¿Se quiere igual a un hijo adoptado? Es ya una pregunta recurrente, de esas que cansa contestar y que a menudo te limitas a decir SI. Pereza a la respuesta, es posible que sea eso. ¿Y todo en función a qué?
Nos han vendido la idea idílica de un amor infinito, inalienable, intransferible hacía los hijos y una pasión frenética por lo genético. Es curioso que nos pasemos media vida acomplejados, con baja autoestima, criticándonos a nosotros mismos por nuestras orejas, nariz, estatura, peso, color de pelo, pecas…
Eso sí, llega la hora de tener hijos y queremos que sea a nuestra imagen y semejanza. Los humanos no dejamos de ser contradictorios.
Recuerdo la primera vez que la vi. Era el primer viaje, y apenas tenía unos meses. Costaba distinguirla entre tantos bebés, todos llorando a la vez, anhelando mimos, llamando la atención de los cinco o seis adultos que allí estábamos. Lloraban al unísono, de cuatro en cuatro al baño y nuevamente al concierto nocturno reclamando la toma de leche.
Era bonita, morena, tierna, un encanto… pero éramos dos perfectas desconocidas. Lo mismo me ocurrió cuando nació mi primera hija. Necesite unos días para ser consciente de que era madre, de que a partir de ese momento era madre, de que mis emociones en la vida serían diferentes, de qué a ese día sería un punto y aparte.
Un encuentro, el primero, del que regresé a España con ganas y ansias de que los trámites se agilizasen, pero en espera de ese amor, de ese vínculo que haríamos a diario.
Siempre había creído que el amor por el hijo era un amor desbordante que te llenaba nada más nacer, nada más tenerle en tus brazos. Sufrí una decepción cuando ese amor era grande, pero no tan inmenso como el que se va tejiendo, día a día, poco a poco, en cada momento…ese amor que algunos trataron de definir con “hoy te quiero más que ayer, y menos que mañana”.
Por eso no me asusté cuando la primera vez que nos encontramos solo me llevé la ternura de un precioso bebé. En nuestro segundo encuentro la intensidad fue mayor.
En mi tercer viaje, de regreso, dejaba allí a mi hija.
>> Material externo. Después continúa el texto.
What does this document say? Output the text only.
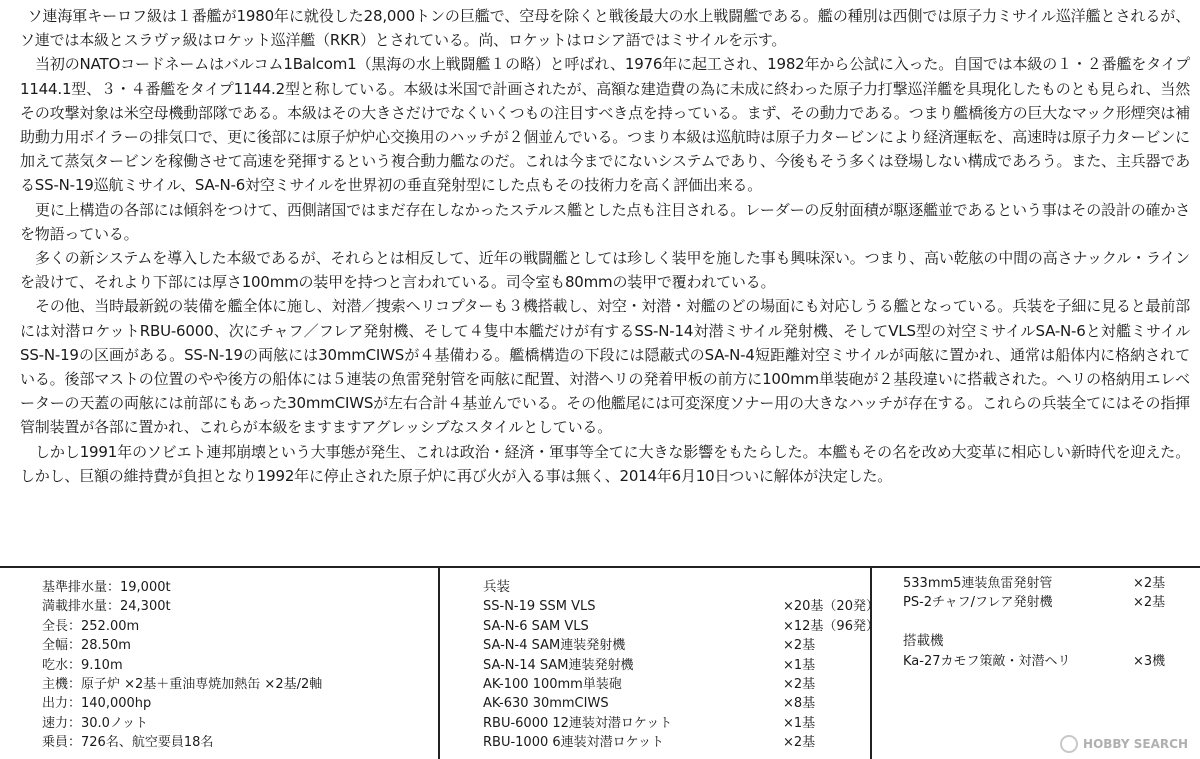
ソ連海軍キーロフ級は１番艦が1980年に就役した28,000トンの巨艦で、空母を除くと戦後最大の水上戦闘艦である。艦の種別は西側では原子力ミサイル巡洋艦とされるが、ソ連では本級とスラヴァ級はロケット巡洋艦（RKR）とされている。尚、ロケットはロシア語ではミサイルを示す。

当初のNATOコードネームはバルコム1Balcom1（黒海の水上戦闘艦１の略）と呼ばれ、1976年に起工され、1982年から公試に入った。自国では本級の１・２番艦をタイプ1144.1型、３・４番艦をタイプ1144.2型と称している。本級は米国で計画されたが、高額な建造費の為に未成に終わった原子力打撃巡洋艦を具現化したものとも見られ、当然その攻撃対象は米空母機動部隊である。本級はその大きさだけでなくいくつもの注目すべき点を持っている。まず、その動力である。つまり艦橋後方の巨大なマック形煙突は補助動力用ボイラーの排気口で、更に後部には原子炉炉心交換用のハッチが２個並んでいる。つまり本級は巡航時は原子力タービンにより経済運転を、高速時は原子力タービンに加えて蒸気タービンを稼働させて高速を発揮するという複合動力艦なのだ。これは今までにないシステムであり、今後もそう多くは登場しない構成であろう。また、主兵器であるSS-N-19巡航ミサイル、SA-N-6対空ミサイルを世界初の垂直発射型にした点もその技術力を高く評価出来る。

更に上構造の各部には傾斜をつけて、西側諸国ではまだ存在しなかったステルス艦とした点も注目される。レーダーの反射面積が駆逐艦並であるという事はその設計の確かさを物語っている。

多くの新システムを導入した本級であるが、それらとは相反して、近年の戦闘艦としては珍しく装甲を施した事も興味深い。つまり、高い乾舷の中間の高さナックル・ラインを設けて、それより下部には厚さ100mmの装甲を持つと言われている。司令室も80mmの装甲で覆われている。

その他、当時最新鋭の装備を艦全体に施し、対潜／捜索ヘリコプターも３機搭載し、対空・対潜・対艦のどの場面にも対応しうる艦となっている。兵装を子細に見ると最前部には対潜ロケットRBU-6000、次にチャフ／フレア発射機、そして４隻中本艦だけが有するSS-N-14対潜ミサイル発射機、そしてVLS型の対空ミサイルSA-N-6と対艦ミサイルSS-N-19の区画がある。SS-N-19の両舷には30mmCIWSが４基備わる。艦橋構造の下段には隠蔽式のSA-N-4短距離対空ミサイルが両舷に置かれ、通常は船体内に格納されている。後部マストの位置のやや後方の船体には５連装の魚雷発射管を両舷に配置、対潜ヘリの発着甲板の前方に100mm単装砲が２基段違いに搭載された。ヘリの格納用エレベーターの天蓋の両舷には前部にもあった30mmCIWSが左右合計４基並んでいる。その他艦尾には可変深度ソナー用の大きなハッチが存在する。これらの兵装全てにはその指揮管制装置が各部に置かれ、これらが本級をますますアグレッシブなスタイルとしている。

しかし1991年のソビエト連邦崩壊という大事態が発生、これは政治・経済・軍事等全てに大きな影響をもたらした。本艦もその名を改め大変革に相応しい新時代を迎えた。しかし、巨額の維持費が負担となり1992年に停止された原子炉に再び火が入る事は無く、2014年6月10日ついに解体が決定した。

基準排水量：19,000t
満載排水量：24,300t
全長：252.00m
全幅：28.50m
吃水：9.10m
主機：原子炉 ×2基＋重油専焼加熱缶 ×2基/2軸
出力：140,000hp
速力：30.0ノット
乗員：726名、航空要員18名
兵装
SS-N-19 SSM VLS	×20基（20発）
SA-N-6 SAM VLS	×12基（96発）
SA-N-4 SAM連装発射機	×2基
SA-N-14 SAM連装発射機	×1基
AK-100 100mm単装砲	×2基
AK-630 30mmCIWS	×8基
RBU-6000 12連装対潜ロケット	×1基
RBU-1000 6連装対潜ロケット	×2基
533mm5連装魚雷発射管	×2基
PS-2チャフ/フレア発射機	×2基
搭載機
Ka-27カモフ策敵・対潜ヘリ	×3機
HOBBY SEARCH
Y aún ahora me pregunta, como suelen decirme, solo por curiosidad: ¿en verdad se les quiere igual que a lo hijos biológicos?
Ella no tiene mi genética y ¡hay momentos en que nos parecemos tanto! Yo creí que le daría amor, pero es ella quien me lo ha dado todo. Ella me trajo una nueva forma de ver la vida, una intensidad mayor en cada paso que damos, a los detalles, a los momentos, y poca importancia desde su llegada a lo que siempre nos ha parecido relevante.
Ella me enseñó a ser empática donde tengo que serlo, me entregó su fuerza, su ímpetu y sus armas de guerrera; me enseñó a no perder el tiempo con causas a las que no me llamaron, y no sentirme culpable si prefiero dar mi amor a unos y no a otros; me enseñó a tender la mano a aquellos que la piden y dejar que quienes no creen necesitar sigan su camino.
Me enseñó sentimientos que jamás pensé que tendría, me abrió las ventanas a un mundo muy diferente, un mundo que jamás pensé que existiría. Y aún me preguntan que si se les quiere igual. Y yo me pregunto si ella me querrá siempre igual. Yo solo la abracé y ella me lo dio todo.
No, no se quiere a los hijos por igual, se les quiere diferente pero con igual intensidad. Cada hijo es una experiencia y llegan en momentos muy diferentes. Cada hijo es un aprendizaje, sobre todo si se les ha buscado intensamente y durante mucho tiempo.
Ni siquiera nosotras somos las mismas con cada hijo, ni nuestros momentos ni nuestras emociones son las mismas. No, no se les quiere igual, se les ama diferente, a cada uno por lo que son y a cada cual se les entrega el mejor amor que una madre o un padre cree que tiene que darle.
Se les cuida diferente, se les apoya diferente, se les entiende diferente, se les escucha diferente, que no es ni mejor ni peor. Y ello tampoco depende de la genética, ni del color, ni de la raza, ni de la personalidad.
Lo que me parece inmensamente extraño es que alguien aún piense que el amor crece con parámetros, con colores, con razas, con sangre, con genes. El amor es amor, y el amor se hace con besos, caricias, abrazos, miradas, comprensión, apoyo, apego….
Cada hijo es un mundo, una experiencia, e indistintamente de cómo hayan llegado a nuestras vidas, ahí estaré, apoyándoles, luchando intensamente con sus problemas, con sus frustraciones, con su personalidad… sin tirar la toalla, hasta verlas caminar solos… y aún así, siempre estaré un paso por detrás, observando cada paso mientras el tiempo me lo permita.